Insurers will be forced to consider alternative business structures (ABSs) if the government is not sufficiently “bold” in reducing the level of legal fees for RTA portal cases, a leading defendant lawyer has warned.
Dominic Clayden, Aviva’s UK general insurance claims director and an outspoken critic of the current regime for dealing with small personal injury claims, said the failure to grasp the issue would spark a return to the costs war of the last decade.
The government is committed to reducing the basic £1,200 fee for portal cases, particularly in the wake of the referral fee ban, but has not yet indicated how far it will go. The Ministry of Justice revealed last week that representations from insurers averaged out at a call to cut the fee by two-thirds to £400, a figure claimant lawyers say is unsustainable.
In a recent interview with Post magazine, Mr Clayden said the success of the Jackson and other civil justice reforms “depends to a large degree on how bold the government is in reducing the legal fees to what it reasonably costs a solicitor to process a claim and make a profit. Referral fees are the scourge and they have to be taken out of the system…
“If the government isn’t bold enough, there will simply be a move to all and sundry owning a law firm. The problem won’t be solved and we’ll just have another variant of the costs war.”
Mr Clayden said he did not want to buy a law firm: “I hope the number is low enough that it doesn’t make sense.
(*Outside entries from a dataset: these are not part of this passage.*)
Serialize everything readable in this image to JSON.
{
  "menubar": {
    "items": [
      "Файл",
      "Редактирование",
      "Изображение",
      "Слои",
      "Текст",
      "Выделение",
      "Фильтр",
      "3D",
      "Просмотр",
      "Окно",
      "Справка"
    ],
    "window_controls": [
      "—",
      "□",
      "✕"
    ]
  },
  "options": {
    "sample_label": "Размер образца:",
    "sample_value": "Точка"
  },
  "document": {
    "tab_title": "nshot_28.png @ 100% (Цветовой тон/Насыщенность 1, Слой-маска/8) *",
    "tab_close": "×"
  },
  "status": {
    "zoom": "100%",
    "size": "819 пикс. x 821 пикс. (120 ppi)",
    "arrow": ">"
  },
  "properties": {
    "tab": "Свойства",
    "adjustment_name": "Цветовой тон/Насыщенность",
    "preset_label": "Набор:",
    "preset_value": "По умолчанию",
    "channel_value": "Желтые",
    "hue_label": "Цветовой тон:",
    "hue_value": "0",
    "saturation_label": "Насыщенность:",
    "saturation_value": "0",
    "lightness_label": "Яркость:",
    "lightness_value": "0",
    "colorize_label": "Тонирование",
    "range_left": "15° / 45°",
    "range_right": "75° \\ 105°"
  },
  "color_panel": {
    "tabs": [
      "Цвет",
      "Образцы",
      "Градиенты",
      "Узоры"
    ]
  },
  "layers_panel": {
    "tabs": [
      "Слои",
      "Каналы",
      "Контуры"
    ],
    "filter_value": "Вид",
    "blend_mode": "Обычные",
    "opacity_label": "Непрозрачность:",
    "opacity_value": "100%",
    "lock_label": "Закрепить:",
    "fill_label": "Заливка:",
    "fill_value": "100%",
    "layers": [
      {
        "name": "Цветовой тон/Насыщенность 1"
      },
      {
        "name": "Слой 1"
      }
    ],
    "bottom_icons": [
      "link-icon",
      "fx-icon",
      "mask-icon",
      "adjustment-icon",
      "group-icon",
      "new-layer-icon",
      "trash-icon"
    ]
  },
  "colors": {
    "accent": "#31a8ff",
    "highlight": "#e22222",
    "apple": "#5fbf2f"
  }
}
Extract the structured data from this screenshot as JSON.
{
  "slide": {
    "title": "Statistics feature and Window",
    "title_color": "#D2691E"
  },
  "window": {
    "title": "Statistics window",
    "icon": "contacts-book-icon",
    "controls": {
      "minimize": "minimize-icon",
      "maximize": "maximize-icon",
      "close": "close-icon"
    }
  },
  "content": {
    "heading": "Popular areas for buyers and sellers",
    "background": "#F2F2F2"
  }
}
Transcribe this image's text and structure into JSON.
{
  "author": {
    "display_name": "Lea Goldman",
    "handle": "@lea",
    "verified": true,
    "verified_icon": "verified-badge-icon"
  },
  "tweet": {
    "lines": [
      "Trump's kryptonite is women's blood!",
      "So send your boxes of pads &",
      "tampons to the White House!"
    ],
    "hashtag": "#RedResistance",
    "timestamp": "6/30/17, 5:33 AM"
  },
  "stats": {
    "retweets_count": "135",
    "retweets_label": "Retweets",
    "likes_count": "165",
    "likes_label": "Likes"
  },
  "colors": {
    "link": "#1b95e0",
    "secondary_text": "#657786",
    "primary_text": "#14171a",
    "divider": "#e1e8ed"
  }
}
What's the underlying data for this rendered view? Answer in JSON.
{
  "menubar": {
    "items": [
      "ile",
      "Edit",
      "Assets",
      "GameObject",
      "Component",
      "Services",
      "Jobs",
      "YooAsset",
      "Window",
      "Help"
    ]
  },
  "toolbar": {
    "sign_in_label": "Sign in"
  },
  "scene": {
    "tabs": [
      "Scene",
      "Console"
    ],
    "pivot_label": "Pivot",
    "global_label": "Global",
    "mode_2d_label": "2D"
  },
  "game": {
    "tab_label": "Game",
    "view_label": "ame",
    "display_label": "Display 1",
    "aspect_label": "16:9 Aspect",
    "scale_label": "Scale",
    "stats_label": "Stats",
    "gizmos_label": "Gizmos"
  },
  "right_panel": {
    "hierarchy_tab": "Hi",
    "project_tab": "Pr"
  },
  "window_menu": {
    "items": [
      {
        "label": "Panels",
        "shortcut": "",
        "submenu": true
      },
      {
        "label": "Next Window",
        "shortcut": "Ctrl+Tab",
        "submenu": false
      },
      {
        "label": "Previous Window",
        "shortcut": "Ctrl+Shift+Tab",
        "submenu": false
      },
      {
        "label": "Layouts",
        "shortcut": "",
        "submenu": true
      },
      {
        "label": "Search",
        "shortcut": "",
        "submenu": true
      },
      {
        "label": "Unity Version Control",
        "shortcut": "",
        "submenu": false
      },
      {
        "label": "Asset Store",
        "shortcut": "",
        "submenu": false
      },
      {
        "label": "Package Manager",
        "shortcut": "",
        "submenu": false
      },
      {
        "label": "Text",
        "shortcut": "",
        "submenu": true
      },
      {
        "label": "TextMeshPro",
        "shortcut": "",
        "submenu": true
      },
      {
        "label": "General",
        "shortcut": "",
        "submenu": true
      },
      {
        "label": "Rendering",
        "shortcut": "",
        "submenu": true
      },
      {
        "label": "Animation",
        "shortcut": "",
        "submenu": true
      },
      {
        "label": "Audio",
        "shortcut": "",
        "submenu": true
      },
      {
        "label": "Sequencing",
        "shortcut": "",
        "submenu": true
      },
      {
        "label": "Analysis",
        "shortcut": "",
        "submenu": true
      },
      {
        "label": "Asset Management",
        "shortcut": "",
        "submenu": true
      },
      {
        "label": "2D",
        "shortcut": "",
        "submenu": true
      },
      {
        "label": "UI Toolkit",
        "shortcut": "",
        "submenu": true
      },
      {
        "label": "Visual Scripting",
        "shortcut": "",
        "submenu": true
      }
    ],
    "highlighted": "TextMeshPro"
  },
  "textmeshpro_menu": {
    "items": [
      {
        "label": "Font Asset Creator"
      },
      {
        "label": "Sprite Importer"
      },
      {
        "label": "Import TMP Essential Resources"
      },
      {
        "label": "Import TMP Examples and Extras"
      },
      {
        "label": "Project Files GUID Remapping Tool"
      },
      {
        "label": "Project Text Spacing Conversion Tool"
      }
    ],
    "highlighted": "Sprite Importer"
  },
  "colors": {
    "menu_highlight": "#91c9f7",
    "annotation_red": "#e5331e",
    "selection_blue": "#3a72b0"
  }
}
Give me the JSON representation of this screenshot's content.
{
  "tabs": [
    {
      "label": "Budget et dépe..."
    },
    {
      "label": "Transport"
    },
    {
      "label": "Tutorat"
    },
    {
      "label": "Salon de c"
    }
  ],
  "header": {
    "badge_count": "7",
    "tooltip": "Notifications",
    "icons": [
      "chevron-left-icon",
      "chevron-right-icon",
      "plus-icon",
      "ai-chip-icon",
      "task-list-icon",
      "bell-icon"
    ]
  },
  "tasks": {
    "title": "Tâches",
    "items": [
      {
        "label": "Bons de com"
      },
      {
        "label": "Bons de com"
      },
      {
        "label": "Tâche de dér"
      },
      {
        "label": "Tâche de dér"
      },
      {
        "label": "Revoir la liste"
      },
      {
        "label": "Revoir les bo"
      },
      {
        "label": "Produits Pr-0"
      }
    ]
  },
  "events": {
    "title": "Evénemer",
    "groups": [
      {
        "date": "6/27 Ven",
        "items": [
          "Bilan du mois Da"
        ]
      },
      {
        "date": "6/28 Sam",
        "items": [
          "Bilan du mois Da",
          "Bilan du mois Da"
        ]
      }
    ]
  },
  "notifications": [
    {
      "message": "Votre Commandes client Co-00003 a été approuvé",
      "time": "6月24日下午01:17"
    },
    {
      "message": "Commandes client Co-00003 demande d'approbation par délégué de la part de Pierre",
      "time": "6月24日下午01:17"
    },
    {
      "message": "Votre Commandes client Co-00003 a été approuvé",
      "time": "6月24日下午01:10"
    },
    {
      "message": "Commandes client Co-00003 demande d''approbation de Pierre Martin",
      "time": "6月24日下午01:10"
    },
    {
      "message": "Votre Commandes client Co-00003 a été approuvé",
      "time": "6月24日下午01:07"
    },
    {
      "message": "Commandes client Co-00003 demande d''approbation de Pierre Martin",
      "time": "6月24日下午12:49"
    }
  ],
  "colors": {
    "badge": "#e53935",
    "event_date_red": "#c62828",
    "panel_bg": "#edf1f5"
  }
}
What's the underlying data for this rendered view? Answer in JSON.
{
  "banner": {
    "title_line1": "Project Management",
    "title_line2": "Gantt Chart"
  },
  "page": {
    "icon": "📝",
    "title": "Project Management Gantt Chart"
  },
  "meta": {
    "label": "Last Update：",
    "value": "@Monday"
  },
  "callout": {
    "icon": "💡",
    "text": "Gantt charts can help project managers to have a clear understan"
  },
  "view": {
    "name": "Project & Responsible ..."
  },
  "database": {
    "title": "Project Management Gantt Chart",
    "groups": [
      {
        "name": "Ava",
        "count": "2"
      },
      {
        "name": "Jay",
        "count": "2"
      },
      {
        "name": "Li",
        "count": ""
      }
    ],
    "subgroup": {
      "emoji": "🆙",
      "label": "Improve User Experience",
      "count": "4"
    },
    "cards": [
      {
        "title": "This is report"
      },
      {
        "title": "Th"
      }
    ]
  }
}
But if you create a commercial advantage, the whole market will move because it has to.”
He said the government understood the issue, but there was no sign as to which way it will go with setting the fee – he does not now expect it until the new year. “One of the difficulties we all face is the need to change operational and IT processes to accommodate the changes,” he said.
“The less notice we get, the more painful it is going to be. It’s exactly the same for lawyers. Despite what they may think, I don’t want to see any lawyers going out of business. I just believe there is too much legal involvement and we need to help them manage their businesses into a different place.”